How to get there:
This mountain is located in Garibaldi Provincial Park. Drive Hwy. 99 from Vancouver to Whistler and continue towards Pemberton. You should drive approximately 11 kilometer from the intersection between Hwy. 99 and Lorimer Road in Whistler. Turn right (across a bridge) at the smaller road signed with Wedge Mountain. Drive about 2 kilometer on a reasonable dirt road to the trailhead and parking located at N50.17286, W122.86307, elevation about 760 meter.
Climb to camp by the lake: Follow the well developed trail from the trailhead/parking. After a gradual start this trail soon climbs quite steeply in many zig-zag turns until it arrives at the small hut and a very strange looking WC overlooking the lake. There are several additional camp sites a bit further onwards, lower and closer to the lake. You gain about 1150 vertical meter on this leg of the route.

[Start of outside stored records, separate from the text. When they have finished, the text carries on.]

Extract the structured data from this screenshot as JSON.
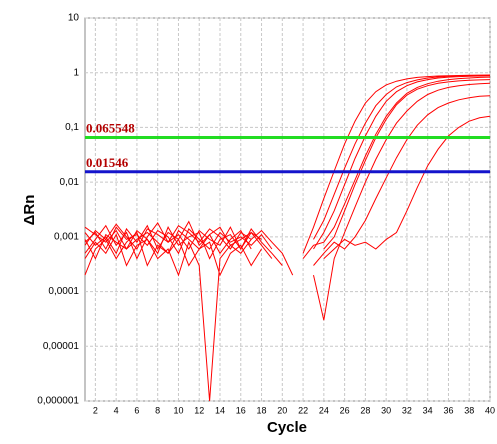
{
  "chart_data": {
    "type": "line",
    "xlabel": "Cycle",
    "ylabel": "ΔRn",
    "log_y": true,
    "grid": true,
    "x": [
      1,
      2,
      3,
      4,
      5,
      6,
      7,
      8,
      9,
      10,
      11,
      12,
      13,
      14,
      15,
      16,
      17,
      18,
      19,
      20,
      21,
      22,
      23,
      24,
      25,
      26,
      27,
      28,
      29,
      30,
      31,
      32,
      33,
      34,
      35,
      36,
      37,
      38,
      39,
      40
    ],
    "xlim": [
      1,
      40
    ],
    "xticks": [
      2,
      4,
      6,
      8,
      10,
      12,
      14,
      16,
      18,
      20,
      22,
      24,
      26,
      28,
      30,
      32,
      34,
      36,
      38,
      40
    ],
    "ylim": [
      1e-06,
      10
    ],
    "yticks": [
      {
        "value": 1e-06,
        "label": "0,000001"
      },
      {
        "value": 1e-05,
        "label": "0,00001"
      },
      {
        "value": 0.0001,
        "label": "0,0001"
      },
      {
        "value": 0.001,
        "label": "0,001"
      },
      {
        "value": 0.01,
        "label": "0,01"
      },
      {
        "value": 0.1,
        "label": "0,1"
      },
      1,
      10
    ],
    "thresholds": [
      {
        "value": 0.065548,
        "color": "#22dd22"
      },
      {
        "value": 0.01546,
        "color": "#1414cc"
      }
    ],
    "series": [
      {
        "color": "#ff0000",
        "values": [
          0.0008,
          0.0012,
          0.0006,
          0.0015,
          0.0009,
          0.0011,
          0.0007,
          0.0013,
          0.001,
          0.0005,
          0.0014,
          0.0009,
          0.0006,
          0.0012,
          0.0008,
          0.001,
          0.0007,
          0.0011,
          0.0006,
          null,
          null,
          null,
          0.0009,
          0.002,
          0.006,
          0.018,
          0.05,
          0.12,
          0.25,
          0.4,
          0.55,
          0.66,
          0.74,
          0.8,
          0.84,
          0.86,
          0.88,
          0.89,
          0.9,
          0.9
        ]
      },
      {
        "color": "#ff0000",
        "values": [
          0.0005,
          0.0009,
          0.0016,
          0.0007,
          0.0012,
          0.0004,
          0.001,
          0.0018,
          0.0008,
          0.0011,
          0.0006,
          0.0013,
          0.0009,
          0.0007,
          0.0015,
          0.0006,
          0.0012,
          0.0009,
          null,
          null,
          null,
          0.0004,
          0.0007,
          0.0008,
          0.0015,
          0.004,
          0.011,
          0.03,
          0.075,
          0.16,
          0.28,
          0.42,
          0.54,
          0.63,
          0.7,
          0.75,
          0.78,
          0.8,
          0.82,
          0.83
        ]
      },
      {
        "color": "#ff0000",
        "values": [
          0.0012,
          0.0007,
          0.001,
          0.0005,
          0.0014,
          0.0008,
          0.0016,
          0.0006,
          0.0012,
          0.0009,
          0.0019,
          0.0007,
          0.0011,
          0.0005,
          0.0009,
          0.0013,
          0.0006,
          null,
          null,
          null,
          null,
          null,
          0.0003,
          0.0005,
          0.0008,
          0.0006,
          0.001,
          0.002,
          0.005,
          0.012,
          0.028,
          0.06,
          0.11,
          0.17,
          0.23,
          0.28,
          0.32,
          0.35,
          0.37,
          0.38
        ]
      },
      {
        "color": "#ff0000",
        "values": [
          0.0009,
          0.0004,
          0.0011,
          0.0008,
          0.0006,
          0.0013,
          0.0009,
          0.0005,
          0.0015,
          0.0007,
          0.001,
          0.0012,
          0.0004,
          0.0009,
          0.0011,
          0.0006,
          0.0014,
          0.0008,
          0.0005,
          0.0003,
          null,
          null,
          null,
          0.0004,
          0.0006,
          0.0009,
          0.0007,
          0.0008,
          0.0006,
          0.0009,
          0.0012,
          0.003,
          0.008,
          0.02,
          0.04,
          0.07,
          0.1,
          0.13,
          0.15,
          0.16
        ]
      },
      {
        "color": "#ff0000",
        "values": [
          0.0015,
          0.0011,
          0.0008,
          0.0013,
          0.0006,
          0.0009,
          0.0012,
          0.0008,
          0.0005,
          0.0013,
          0.0009,
          0.0006,
          0.0011,
          0.0015,
          0.0007,
          0.0009,
          0.0012,
          0.0007,
          0.0004,
          null,
          null,
          0.0005,
          0.0015,
          0.005,
          0.016,
          0.05,
          0.13,
          0.28,
          0.45,
          0.6,
          0.7,
          0.77,
          0.82,
          0.85,
          0.87,
          0.88,
          0.89,
          0.9,
          0.9,
          0.91
        ]
      },
      {
        "color": "#ff0000",
        "values": [
          0.0004,
          0.0008,
          0.0005,
          0.0011,
          0.0003,
          0.0007,
          0.0009,
          0.0004,
          0.0006,
          0.0002,
          0.0008,
          0.0003,
          1e-06,
          0.0004,
          0.0007,
          0.0005,
          0.0009,
          null,
          null,
          null,
          null,
          null,
          null,
          0.0006,
          0.001,
          0.003,
          0.009,
          0.025,
          0.065,
          0.14,
          0.26,
          0.39,
          0.5,
          0.58,
          0.64,
          0.68,
          0.71,
          0.73,
          0.74,
          0.75
        ]
      },
      {
        "color": "#ff0000",
        "values": [
          0.0002,
          0.0006,
          0.0009,
          0.0004,
          0.0008,
          0.0012,
          0.0003,
          0.0007,
          0.0005,
          0.0009,
          0.0003,
          0.0006,
          0.0008,
          0.0002,
          0.0005,
          0.0007,
          0.0003,
          0.0006,
          null,
          null,
          null,
          null,
          0.0002,
          3e-05,
          0.0004,
          0.0012,
          0.0035,
          0.01,
          0.026,
          0.06,
          0.12,
          0.2,
          0.3,
          0.4,
          0.48,
          0.54,
          0.58,
          0.61,
          0.63,
          0.64
        ]
      },
      {
        "color": "#ff0000",
        "values": [
          0.0007,
          0.0013,
          0.0009,
          0.0017,
          0.001,
          0.0006,
          0.0014,
          0.0011,
          0.0008,
          0.0016,
          0.0012,
          0.0008,
          0.0014,
          0.001,
          0.0006,
          0.0012,
          0.0009,
          0.0013,
          0.0008,
          0.0005,
          0.0002,
          null,
          0.0006,
          0.0012,
          0.003,
          0.009,
          0.027,
          0.07,
          0.16,
          0.3,
          0.45,
          0.58,
          0.68,
          0.75,
          0.8,
          0.83,
          0.85,
          0.86,
          0.87,
          0.88
        ]
      }
    ]
  }
}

One is supposed to reserve and pay for a camping slot. This is essentially impossible for people that do not live in the Vancouver area. When we were there, no dates available in the next 5 weeks.
Route from the lake to the summit:
Hike on a trail to the lower end of the glacier. Proceed a bit up along the rocks and pick a convenient place to get onto the glacier. This glacier has crevasses, but it is not difficult to find a route up and across the lower part in order to gain the col between Parkhurst Mountain (north) and Wedge Mountain. Obviously, any team should use a rope and have crampons and ice axe when crossing this glacier.
Next, ascend to the col a bit higher than 2300 meter and descend on the other (west) side. Do not traverse in order to keep your elevation, it is best to just descend, aiming for a very distinct snow ramp that gains a pretty distinct ridge as seen from the col. Ascend this snow ramp and gain the ridge. Crampons and ice axe are needed. The snow is moderate, slightly steeper as you curve right near the top.
This ridge now leads (pretty flat) directly to the broad west ridge of Wedge Mountain. Ascend up across an initial section of talus, quite many rocks are a bit unstable and move when stepåped on. Higher up, one may follow a rock rib or ascend on more scree, then more talus near the top of the slope. The route finally gains a broad and fairly level north-west ridge that may be easily followed to the summit.
I did this climb with Åke Dahlen, James Barlow, Rob Woodall and Pete Ellis. After a motel stay in Pemberton, we drove to the trailhead and started up the trail around 1000. The climb to the lake took about 3 hours (with a rest along the way), arriving there around 1300. We had no prior information about the red tape with advance reservation if one wanted to camp. We carried two tents, but in order to avoid camping, since a permit was impossible to get, we stayed in the small hut.
The next morning, we started out already at 0600. We knew it would be a long day. Åke and I were near the end of our trip, having flights back to Norway already the following day.
I had no difficulties navigating across the glacier and we made the col south of Parkhurst Mountain around 0830.
The snow ramp provides a nice access to Wedge, however, the remaining route up to the final ridge was a pretty long walk on and among unstable rocks. We arrived at the summit at 1130, so 5.5 hours up.
We had limited views due to clouds, but still got good impressions of a pretty landscape. The return hike took only slightly more than 4 hours, back at the hut by the lake shortly after 1600. After a short rest as well as reorganizing gear and backpacks, we started down at 1640 and arrived at the parking at 1835. That is, an overall trip time slightly exceeding 12 hours.
It was time to say farewell, James was returning home, while Rob and Pete intended to head north for more ultra peaks. Åke and I drove to Squamish in order to stay our last night a bit closer to Vancouver.
This ended my 2018 trip to British Columbia. Many thanks to my son Pål Jørgen for good company the first 2 weeks and to my friend Åke Dahlen that participated in the last 3 weeks. We had a nice trip together on the Columbia Icefields.